Koniec marzeń o rozpoczynaniu kariery. Bo kto w nas zainwestuje, jeśli w każdej chwili będziemy mogli trafić do wojska?!
Dlaczego? Bo zgodnie z najnowszym projektem rozporządzenia MON studenci, którzy zaczęli naukę pięć lat temu, mogą zostać powołani do wojska w ciągu roku od ukończenia studiów. - Takie rozporządzenie oznacza także koniec marzeń o kredycie, bo banki nie chcą udzielać pożyczek tym, którzy w każdej chwili mogą trafić do wojska. Przez takie decyzje młodzi ludzie, zamiast robić karierę w Polsce, decydują się na wyjazd za granicę - wyjaśnia Leszek Cieśla, szef Parlamentu Studentów RP, który wysłał do ministra oficjalne pismo w tej sprawie.

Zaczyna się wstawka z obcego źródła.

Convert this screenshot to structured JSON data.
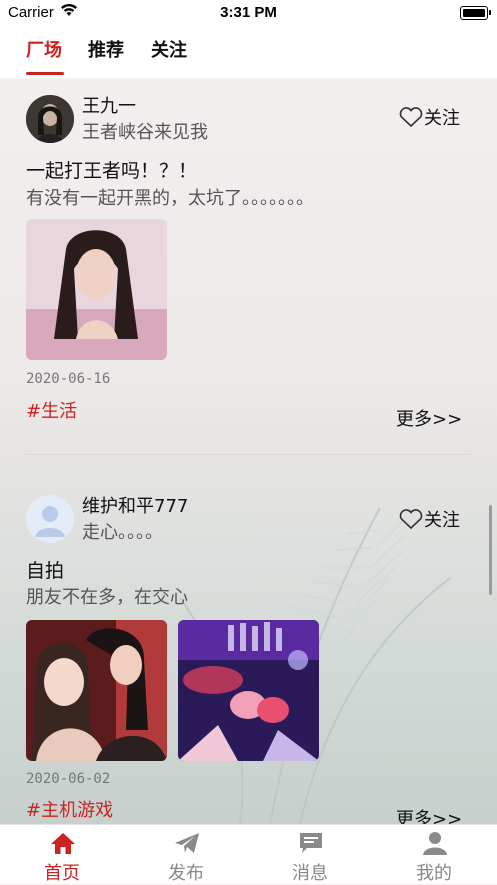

Sztabu Generalnego Wojska Polskiego to wszystko jednak nie rusza. - Tegoroczni absolwenci szkół wyższych są pierwszym rocznikiem, który mógł uregulować kwestię służby wojskowej podczas studiów - mówi płk Wojciech Ozga, rzecznik Sztabu. - Studenci mogli wziąć udział w zajęciach przysposobienia obronnego, zdać egzamin i złożyć wniosek sześciotygodniowe przeszkolenie wojskowe w okresie wakacyjnym. Jeśli spełniliby ten warunek już na studiach, od razu zostaliby po zakończeniu nauki przeniesieni do rezerwy.
Resort obrony twierdzi, że rozporządzenie pozostanie bez zmian. studenci nie zamierzają się poddać.